Ellas podían asistir a la asamblea. Yo solamente dije que no pasaba nada, que ojalá todo acabara bien, que gracias por haberme permitido estar allí unos días, aunque -lo pensé pero no lo dije- me hubieran jodido el viaje a Salamanca. Y me fui. Nadie dijo nada. Nadie aplaudió al jefe de la asamblea. No sé por qué hay jefes en todas partes.

En una de las cafeterías de Blasco Ibáñez entré a cenar algo. No sé si sentía mucha rabia, si mucha tristeza por lo de los jefes, si a lo mejor no me hubiera gustado romperle la cara al fulano o él a mí delante de su gente. Y en eso que entran dos chicas muy jóvenes y se acercan a la mesa. Una dijo que se llamaba Sonia y que me agradecían lo que había dicho en la asamblea. No recuerdo si su amiga dijo algo, pero sonreía tímidamente en un asentimiento que me conmovía profundamente. Yo no sé lo que dije. Igual no dije nada -¿gracias, tal vez?- por la emoción que sentía en ese instante.
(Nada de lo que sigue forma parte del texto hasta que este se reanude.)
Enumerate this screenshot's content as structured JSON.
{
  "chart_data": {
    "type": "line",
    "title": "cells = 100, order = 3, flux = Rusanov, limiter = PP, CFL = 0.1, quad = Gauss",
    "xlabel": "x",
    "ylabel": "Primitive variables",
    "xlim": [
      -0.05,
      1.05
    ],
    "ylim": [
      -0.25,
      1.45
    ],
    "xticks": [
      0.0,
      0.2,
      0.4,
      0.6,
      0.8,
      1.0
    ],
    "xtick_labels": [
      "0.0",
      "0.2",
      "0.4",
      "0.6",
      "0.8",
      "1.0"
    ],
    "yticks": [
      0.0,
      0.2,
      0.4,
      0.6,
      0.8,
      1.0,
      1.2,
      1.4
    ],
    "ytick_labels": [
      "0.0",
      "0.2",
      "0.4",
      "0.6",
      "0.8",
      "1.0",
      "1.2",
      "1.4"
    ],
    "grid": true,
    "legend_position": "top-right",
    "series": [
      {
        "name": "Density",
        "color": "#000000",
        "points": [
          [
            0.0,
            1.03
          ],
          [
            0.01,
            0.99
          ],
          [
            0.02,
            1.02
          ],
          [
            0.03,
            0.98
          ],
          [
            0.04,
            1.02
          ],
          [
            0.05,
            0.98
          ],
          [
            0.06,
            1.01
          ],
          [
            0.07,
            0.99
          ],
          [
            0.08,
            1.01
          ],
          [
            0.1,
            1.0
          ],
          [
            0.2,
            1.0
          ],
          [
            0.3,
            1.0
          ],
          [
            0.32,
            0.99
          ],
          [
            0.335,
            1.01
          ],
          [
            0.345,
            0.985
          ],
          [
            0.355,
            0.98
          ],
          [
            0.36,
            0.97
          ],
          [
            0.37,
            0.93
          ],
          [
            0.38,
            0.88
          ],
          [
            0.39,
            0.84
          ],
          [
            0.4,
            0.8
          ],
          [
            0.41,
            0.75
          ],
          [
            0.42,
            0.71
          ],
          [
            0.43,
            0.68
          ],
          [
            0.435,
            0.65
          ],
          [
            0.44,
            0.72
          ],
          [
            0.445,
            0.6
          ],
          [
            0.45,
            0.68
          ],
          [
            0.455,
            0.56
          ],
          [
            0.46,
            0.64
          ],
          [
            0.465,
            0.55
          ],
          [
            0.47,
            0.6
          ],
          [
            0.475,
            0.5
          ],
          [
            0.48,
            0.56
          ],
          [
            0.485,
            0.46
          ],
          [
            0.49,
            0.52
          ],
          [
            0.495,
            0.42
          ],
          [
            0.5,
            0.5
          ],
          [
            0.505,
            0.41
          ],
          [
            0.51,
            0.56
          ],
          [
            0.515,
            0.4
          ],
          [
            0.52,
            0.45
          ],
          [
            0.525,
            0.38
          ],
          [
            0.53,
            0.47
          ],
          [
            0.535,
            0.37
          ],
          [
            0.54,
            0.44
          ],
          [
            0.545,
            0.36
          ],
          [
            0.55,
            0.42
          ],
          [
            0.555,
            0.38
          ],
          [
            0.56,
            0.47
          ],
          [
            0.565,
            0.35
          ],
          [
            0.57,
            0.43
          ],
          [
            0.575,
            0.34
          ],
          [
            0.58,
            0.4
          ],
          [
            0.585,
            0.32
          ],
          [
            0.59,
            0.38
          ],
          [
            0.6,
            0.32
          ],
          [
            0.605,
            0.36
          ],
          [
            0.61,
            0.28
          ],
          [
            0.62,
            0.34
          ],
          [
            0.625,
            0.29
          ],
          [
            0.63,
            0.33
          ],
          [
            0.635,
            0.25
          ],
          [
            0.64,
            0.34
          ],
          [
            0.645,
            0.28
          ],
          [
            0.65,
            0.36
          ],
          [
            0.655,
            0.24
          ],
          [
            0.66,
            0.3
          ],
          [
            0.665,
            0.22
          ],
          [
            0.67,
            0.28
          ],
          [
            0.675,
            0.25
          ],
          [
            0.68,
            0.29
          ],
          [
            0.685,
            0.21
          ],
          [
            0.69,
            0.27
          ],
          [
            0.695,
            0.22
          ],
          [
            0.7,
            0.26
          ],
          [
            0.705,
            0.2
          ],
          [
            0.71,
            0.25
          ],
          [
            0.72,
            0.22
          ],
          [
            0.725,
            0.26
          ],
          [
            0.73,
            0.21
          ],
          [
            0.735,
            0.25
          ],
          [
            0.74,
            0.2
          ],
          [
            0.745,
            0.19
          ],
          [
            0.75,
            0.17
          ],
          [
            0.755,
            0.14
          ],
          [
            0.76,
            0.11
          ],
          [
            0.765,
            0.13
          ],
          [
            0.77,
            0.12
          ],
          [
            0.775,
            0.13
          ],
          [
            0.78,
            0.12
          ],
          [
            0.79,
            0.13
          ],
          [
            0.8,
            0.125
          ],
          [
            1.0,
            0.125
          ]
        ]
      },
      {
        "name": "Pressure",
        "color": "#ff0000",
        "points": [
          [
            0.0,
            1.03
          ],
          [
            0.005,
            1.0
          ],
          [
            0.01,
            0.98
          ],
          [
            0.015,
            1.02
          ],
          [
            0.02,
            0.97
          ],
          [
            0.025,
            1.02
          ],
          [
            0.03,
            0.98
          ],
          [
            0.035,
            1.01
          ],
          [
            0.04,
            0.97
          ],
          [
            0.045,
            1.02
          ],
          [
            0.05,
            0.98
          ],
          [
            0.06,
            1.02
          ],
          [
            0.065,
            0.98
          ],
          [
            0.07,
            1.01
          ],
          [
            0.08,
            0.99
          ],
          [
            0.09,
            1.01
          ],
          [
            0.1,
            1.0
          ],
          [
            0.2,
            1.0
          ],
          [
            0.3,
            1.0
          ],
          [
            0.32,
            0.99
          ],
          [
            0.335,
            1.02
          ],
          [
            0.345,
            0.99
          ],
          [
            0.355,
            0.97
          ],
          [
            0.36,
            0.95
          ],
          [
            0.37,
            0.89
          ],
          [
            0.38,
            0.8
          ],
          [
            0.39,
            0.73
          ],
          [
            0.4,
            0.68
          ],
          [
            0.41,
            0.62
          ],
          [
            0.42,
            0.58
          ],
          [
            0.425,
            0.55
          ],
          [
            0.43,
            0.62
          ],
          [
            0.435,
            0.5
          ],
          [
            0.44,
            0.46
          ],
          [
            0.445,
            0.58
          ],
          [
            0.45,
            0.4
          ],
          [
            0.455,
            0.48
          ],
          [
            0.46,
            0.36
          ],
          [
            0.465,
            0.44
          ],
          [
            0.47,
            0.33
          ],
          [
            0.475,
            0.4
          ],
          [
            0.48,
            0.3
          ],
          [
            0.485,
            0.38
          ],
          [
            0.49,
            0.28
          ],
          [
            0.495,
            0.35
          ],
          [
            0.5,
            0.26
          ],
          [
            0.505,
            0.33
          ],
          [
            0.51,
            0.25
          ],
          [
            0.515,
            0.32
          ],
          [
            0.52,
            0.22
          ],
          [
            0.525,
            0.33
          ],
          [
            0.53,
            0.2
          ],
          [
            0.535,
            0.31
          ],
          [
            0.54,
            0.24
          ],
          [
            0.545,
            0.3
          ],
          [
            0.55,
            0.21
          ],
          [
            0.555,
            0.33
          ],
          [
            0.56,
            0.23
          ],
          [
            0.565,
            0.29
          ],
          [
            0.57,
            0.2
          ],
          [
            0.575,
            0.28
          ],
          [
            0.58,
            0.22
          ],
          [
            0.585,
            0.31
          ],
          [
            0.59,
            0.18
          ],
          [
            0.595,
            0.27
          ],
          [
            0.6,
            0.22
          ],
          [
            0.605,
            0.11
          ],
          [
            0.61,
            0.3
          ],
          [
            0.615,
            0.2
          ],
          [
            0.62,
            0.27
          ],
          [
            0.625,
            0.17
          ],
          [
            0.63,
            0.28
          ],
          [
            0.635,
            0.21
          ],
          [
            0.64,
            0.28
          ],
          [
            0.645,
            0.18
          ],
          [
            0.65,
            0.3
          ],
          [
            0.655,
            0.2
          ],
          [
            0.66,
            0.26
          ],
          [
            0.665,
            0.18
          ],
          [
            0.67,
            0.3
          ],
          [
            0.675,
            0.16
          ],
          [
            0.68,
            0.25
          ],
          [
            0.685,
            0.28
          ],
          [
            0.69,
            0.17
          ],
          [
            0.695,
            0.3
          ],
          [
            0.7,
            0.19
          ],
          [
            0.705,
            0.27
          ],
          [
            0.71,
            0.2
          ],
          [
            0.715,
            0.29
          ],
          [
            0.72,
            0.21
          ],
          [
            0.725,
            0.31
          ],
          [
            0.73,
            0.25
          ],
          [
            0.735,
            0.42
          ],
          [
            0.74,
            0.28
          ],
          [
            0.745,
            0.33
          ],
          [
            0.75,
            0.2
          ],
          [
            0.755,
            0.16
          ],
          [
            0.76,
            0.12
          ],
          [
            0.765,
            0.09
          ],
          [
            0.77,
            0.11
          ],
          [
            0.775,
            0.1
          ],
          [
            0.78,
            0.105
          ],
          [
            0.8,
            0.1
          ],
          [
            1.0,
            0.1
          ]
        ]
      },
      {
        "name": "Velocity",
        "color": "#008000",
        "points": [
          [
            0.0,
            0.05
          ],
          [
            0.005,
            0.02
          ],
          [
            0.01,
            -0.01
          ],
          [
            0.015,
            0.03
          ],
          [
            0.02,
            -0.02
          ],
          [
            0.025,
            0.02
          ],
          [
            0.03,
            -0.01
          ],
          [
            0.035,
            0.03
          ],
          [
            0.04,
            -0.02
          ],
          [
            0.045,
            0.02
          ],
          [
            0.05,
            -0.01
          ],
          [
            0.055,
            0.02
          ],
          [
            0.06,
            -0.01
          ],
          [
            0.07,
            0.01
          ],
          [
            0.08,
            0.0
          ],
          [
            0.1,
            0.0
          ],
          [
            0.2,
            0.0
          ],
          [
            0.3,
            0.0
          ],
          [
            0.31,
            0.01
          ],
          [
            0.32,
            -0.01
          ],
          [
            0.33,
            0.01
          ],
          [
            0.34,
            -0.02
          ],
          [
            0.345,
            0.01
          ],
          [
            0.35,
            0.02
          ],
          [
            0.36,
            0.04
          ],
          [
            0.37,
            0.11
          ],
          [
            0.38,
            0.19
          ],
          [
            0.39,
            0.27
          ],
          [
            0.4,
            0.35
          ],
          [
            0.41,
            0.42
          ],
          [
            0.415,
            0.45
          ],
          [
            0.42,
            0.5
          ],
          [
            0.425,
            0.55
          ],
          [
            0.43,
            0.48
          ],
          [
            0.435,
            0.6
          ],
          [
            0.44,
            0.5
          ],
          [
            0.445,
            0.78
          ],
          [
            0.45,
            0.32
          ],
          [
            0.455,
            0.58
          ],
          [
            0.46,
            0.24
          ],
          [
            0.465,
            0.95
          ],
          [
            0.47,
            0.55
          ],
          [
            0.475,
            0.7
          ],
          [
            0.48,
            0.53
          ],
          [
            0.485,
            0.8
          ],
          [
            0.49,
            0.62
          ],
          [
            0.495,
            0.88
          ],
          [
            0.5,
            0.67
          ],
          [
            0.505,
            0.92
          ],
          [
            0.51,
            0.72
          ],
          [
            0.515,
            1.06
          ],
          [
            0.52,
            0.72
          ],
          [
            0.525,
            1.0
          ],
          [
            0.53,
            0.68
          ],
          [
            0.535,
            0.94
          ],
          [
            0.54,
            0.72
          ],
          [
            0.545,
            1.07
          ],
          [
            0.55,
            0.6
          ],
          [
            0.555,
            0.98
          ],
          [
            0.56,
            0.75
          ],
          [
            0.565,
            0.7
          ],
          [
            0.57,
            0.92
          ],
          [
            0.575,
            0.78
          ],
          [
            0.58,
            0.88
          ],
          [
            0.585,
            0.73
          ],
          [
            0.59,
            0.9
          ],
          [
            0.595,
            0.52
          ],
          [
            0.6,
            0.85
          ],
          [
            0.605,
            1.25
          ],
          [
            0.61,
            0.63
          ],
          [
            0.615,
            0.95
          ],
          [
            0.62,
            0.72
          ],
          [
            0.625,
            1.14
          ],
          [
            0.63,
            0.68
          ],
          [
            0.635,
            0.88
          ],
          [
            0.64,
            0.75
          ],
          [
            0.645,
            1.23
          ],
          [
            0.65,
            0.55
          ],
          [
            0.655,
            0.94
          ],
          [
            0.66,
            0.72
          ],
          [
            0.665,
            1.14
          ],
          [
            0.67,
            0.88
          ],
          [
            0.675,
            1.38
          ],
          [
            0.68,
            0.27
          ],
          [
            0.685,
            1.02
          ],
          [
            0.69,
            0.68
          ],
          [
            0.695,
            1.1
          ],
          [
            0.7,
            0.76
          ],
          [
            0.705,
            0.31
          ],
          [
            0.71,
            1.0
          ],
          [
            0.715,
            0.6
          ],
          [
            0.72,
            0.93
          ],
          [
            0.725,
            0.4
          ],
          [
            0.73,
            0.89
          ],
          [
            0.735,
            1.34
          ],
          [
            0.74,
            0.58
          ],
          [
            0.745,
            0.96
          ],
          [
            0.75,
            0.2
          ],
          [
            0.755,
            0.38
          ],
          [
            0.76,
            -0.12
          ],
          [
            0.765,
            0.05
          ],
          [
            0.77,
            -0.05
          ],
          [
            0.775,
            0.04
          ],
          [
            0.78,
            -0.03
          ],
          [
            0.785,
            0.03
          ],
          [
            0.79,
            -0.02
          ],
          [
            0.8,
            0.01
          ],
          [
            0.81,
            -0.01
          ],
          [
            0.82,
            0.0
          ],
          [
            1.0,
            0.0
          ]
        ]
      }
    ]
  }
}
Sí que sé que ellas se fueron enseguida y cuando terminé de cenar ya me había olvidado de la copia ridícula de Mick Jagger y El Príncipe Valiente.

Han pasado veinticinco años desde aquellos días. Escribo esto en Gestalgar el día de Navidad, casi antes de que salga el sol por la Peña el Cuervo, porque de repente me acordé de que hace unas semanas una amiga, profesora en una Universidad francesa, me dijo que estaba en aquella okupación, que era muy joven entonces y que Madalen se había muerto el otoño anterior a la pandemia. Vivir lejos de todo hace que no me entere de la mitad de las cosas. Una de esas mitades era la muerte de una mujer con la que compartí tantas luchas incansables, montones de sueños que a veces se cumplieron, inagotables rebeldías para que este mundo no fuera una mierda. He seguido la trayectoria de alguna de la gente de aquella okupación.

Bastantes se dedicaron a la enseñanza, también al teatro, una de las chicas que siempre iba con una cámara fotográfica es ahora una reputada cronista de los movimientos sociales protagonizados por mujeres, uno de mis mejores amigos se fue a Italia no sé si para ver si el amor era algo de verdad o sólo una ensoñación cinematográfica. Como en una hermosa y triste canción de Amaral, de Sonia y de su amiga ya nunca supe nada. Vaya desde aquí la gratitud infinita y el deseo de que la vida las haya tratado todo lo bien que ellas me trataron a mí aquella noche de hace veinticinco años. Ojalá el año que empieza esté de su lado. Y también del nuestro, claro. También del nuestro.